Bug 5616 – std.datetime: not cross-platform

Status
RESOLVED
Resolution
FIXED
Severity
normal
Priority
P2
Component
phobos
Product
D
Version
D2
Platform
All
OS
FreeBSD
Creation time
2011-02-19T15:48:00Z
Last change time
2011-02-20T02:17:33Z
Assigned to
nobody
Creator
ibuclaw

Comments

Comment #0 by ibuclaw — 2011-02-19T15:48:13Z
This is how not to write platform independent code: version(Posix) { //This should be in core.stdc.time, but it isn't, so //we're declaring it here. extern(C) { extern __gshared char* tzname[2]; extern __gshared int daylight; } } Breaks on FreeBSD because 'daylight' isn't defined in the standard C library.
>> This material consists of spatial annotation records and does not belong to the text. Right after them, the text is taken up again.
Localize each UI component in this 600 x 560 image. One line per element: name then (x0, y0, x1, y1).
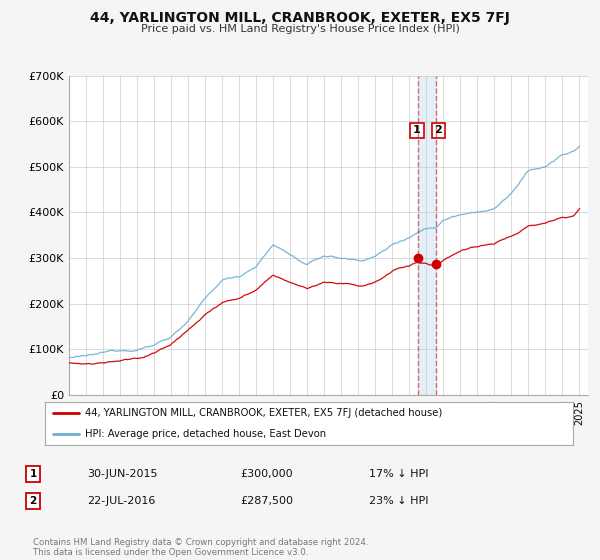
Text: Price paid vs. HM Land Registry's House Price Index (HPI): Price paid vs. HM Land Registry's House … (140, 24, 460, 34)
Text: 1: 1 (413, 125, 421, 136)
Text: £287,500: £287,500 (240, 496, 293, 506)
Text: 30-JUN-2015: 30-JUN-2015 (87, 469, 157, 479)
Text: 44, YARLINGTON MILL, CRANBROOK, EXETER, EX5 7FJ (detached house): 44, YARLINGTON MILL, CRANBROOK, EXETER, … (85, 408, 442, 418)
Text: 22-JUL-2016: 22-JUL-2016 (87, 496, 155, 506)
Text: 23% ↓ HPI: 23% ↓ HPI (369, 496, 428, 506)
Bar (418, 76, 436, 395)
Text: 1: 1 (29, 469, 37, 479)
Text: Contains HM Land Registry data © Crown copyright and database right 2024.
This d: Contains HM Land Registry data © Crown c… (33, 538, 368, 557)
Text: 2: 2 (29, 496, 37, 506)
Text: 17% ↓ HPI: 17% ↓ HPI (369, 469, 428, 479)
Text: 44, YARLINGTON MILL, CRANBROOK, EXETER, EX5 7FJ: 44, YARLINGTON MILL, CRANBROOK, EXETER, … (90, 11, 510, 25)
Text: £300,000: £300,000 (240, 469, 293, 479)
Text: HPI: Average price, detached house, East Devon: HPI: Average price, detached house, East… (85, 429, 326, 439)
Text: 2: 2 (434, 125, 442, 136)
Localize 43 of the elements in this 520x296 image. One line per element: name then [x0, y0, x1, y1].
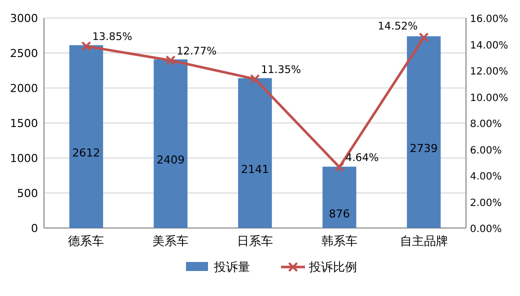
y2-tick-label: 14.00% [470, 40, 508, 52]
y2-tick-label: 16.00% [470, 14, 508, 25]
data-label: 2409 [156, 154, 185, 167]
legend-label: 投诉量 [213, 260, 250, 274]
data-label: 876 [328, 207, 350, 220]
y-tick-label: 2000 [10, 82, 38, 95]
y-tick-label: 1000 [10, 152, 38, 165]
x-tick-label: 自主品牌 [400, 234, 448, 248]
y-tick-label: 0 [31, 222, 38, 235]
x-tick-label: 日系车 [237, 234, 273, 248]
point [81, 41, 92, 52]
y2-tick-label: 2.00% [470, 198, 502, 209]
y2-tick-label: 0.00% [470, 224, 502, 235]
y-tick-label: 1500 [10, 117, 38, 130]
x-tick-label: 美系车 [152, 234, 189, 248]
data-label: 13.85% [92, 31, 132, 44]
data-label: 14.52% [378, 20, 418, 32]
legend-label: 投诉比例 [308, 260, 357, 274]
point [334, 162, 344, 172]
data-label: 11.35% [261, 64, 302, 76]
x-tick-label: 韩系车 [321, 234, 358, 248]
x-tick-label: 德系车 [68, 234, 104, 248]
bar [322, 166, 356, 228]
data-label: 2612 [72, 146, 100, 160]
y2-tick-label: 10.00% [470, 92, 508, 104]
bar [238, 78, 272, 228]
data-label: 12.77% [176, 45, 217, 58]
y2-tick-label: 12.00% [470, 66, 508, 78]
y-tick-label: 2500 [10, 47, 38, 60]
y2-tick-label: 6.00% [470, 145, 502, 156]
y-tick-label: 3000 [10, 12, 38, 25]
data-label: 2739 [410, 142, 438, 156]
y2-tick-label: 8.00% [470, 119, 502, 130]
bar [154, 59, 188, 228]
point [250, 74, 260, 84]
data-label: 2141 [241, 163, 269, 176]
point [418, 32, 429, 42]
y-tick-label: 500 [17, 187, 38, 200]
data-label: 4.64% [345, 152, 379, 164]
bar [406, 36, 441, 228]
y2-tick-label: 4.00% [470, 172, 502, 182]
point [166, 55, 176, 66]
bar [69, 45, 104, 228]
Regards.
Comment #1 by ibuclaw — 2011-02-19T15:51:07Z
From: http://wiki.freebsd.org/FreeBSD_and_Standards daylight broken (both in FreeBSD and in POSIX); won't fix getdate(3) not implemented timezone broken (both in FreeBSD and in POSIX); won't fix tzname broken (both in FreeBSD and in POSIX); won't fix
Comment #2 by issues.dlang — 2011-02-19T18:13:45Z
You're right. It's not standard C, but it _is_ Posix. I have no clue why FreeBSD wouldn't have it implemented. See bug# 4944. Unfortunately, I don't have a machine with FreeBSD running, we don't have an autotester with FreeBSD running, and apparently no one with FreeBSD tested std.datetime before the release.